The Safety-Concentration Trade-off
AI safety governance generally benefits from identifiable operators who can enforce constraints and be held accountable. That tends to favor concentration. Preventing long-run power overconcentration requires broader autonomous capability distribution. That tends to favor diffusion.
These requirements pull in opposite directions. Closed concentration can improve short-run governability while deepening long-run power asymmetries. Broad diffusion can reduce concentration while increasing proliferation and accountability challenges.
The 2026 International AI Safety Report, chaired by Yoshua Bengio and backed by over thirty governments, highlights irreversibility of open releases, compounding risk, and attribution difficulty after model modification.
The Middle-Power Position
Middle powers face both sides of this dilemma. Externally, they are exposed to concentrated AI power held elsewhere. Internally, they may still be seen as potential risk amplifiers if diffusion expands frontier capability access.
Canada's June 2026 national AI strategy reflects this bind, with Prime Minister Mark Carney framing foreign infrastructure dependence as a sovereignty risk.

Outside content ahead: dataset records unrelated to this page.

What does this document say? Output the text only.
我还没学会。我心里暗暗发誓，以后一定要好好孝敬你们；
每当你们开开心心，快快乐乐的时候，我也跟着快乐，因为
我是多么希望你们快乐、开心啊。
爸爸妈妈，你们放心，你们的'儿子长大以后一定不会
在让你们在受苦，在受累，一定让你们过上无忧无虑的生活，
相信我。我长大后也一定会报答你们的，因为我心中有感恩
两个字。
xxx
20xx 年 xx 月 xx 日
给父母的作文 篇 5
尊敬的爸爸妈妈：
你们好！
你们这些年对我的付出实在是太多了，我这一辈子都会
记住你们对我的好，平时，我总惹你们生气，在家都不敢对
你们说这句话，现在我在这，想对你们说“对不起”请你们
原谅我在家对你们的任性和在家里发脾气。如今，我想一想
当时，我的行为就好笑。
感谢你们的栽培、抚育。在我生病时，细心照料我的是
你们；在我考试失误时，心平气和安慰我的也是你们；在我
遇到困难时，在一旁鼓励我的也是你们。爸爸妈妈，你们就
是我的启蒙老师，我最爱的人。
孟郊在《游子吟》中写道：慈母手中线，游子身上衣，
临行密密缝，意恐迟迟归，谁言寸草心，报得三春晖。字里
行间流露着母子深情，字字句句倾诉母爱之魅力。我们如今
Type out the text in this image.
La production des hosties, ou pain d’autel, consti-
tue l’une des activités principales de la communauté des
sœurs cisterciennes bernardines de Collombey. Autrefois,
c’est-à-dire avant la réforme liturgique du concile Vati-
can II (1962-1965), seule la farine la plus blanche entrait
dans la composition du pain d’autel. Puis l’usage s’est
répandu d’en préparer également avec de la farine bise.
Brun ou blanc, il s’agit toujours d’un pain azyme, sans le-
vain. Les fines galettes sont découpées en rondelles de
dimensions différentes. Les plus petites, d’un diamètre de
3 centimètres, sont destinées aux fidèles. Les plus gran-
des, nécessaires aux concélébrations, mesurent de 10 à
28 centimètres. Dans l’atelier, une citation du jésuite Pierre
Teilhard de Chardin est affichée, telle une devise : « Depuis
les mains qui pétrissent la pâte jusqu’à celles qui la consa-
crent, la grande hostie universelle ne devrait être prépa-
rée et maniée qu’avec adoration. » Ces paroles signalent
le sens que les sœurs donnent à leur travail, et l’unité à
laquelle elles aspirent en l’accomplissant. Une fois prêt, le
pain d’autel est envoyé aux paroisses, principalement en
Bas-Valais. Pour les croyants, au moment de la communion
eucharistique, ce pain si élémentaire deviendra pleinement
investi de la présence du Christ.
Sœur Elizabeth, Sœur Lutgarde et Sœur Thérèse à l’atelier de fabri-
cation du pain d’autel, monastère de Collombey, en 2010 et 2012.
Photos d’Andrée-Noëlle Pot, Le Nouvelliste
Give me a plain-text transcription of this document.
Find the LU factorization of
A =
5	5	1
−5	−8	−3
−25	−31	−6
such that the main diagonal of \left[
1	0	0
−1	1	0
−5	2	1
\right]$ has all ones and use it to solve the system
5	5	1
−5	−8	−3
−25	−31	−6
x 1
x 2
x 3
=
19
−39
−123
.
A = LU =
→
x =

For countries below middle-power capacity, risks can be harsher. In fragile labor markets across parts of the Middle East, AI-driven automation could intensify displacement pressures. Jordan, for example, entered this era with high youth unemployment and limited labor-market slack.
Conclusion
Overconcentration is not only a U.S.-China competition problem. It is a deeper structural question about whether power can remain contestable at all in an AI age. Every political system assumes no advantage compounds forever. AI may be the first technology capable of stressing that assumption at global scale.
As Ibn Khaldun argued in the Muqaddimah, power historically rises and falls in cycles. The overconcentration of power through AI threatens to break that cycle by weakening both external balancing and internal coalition constraints at once.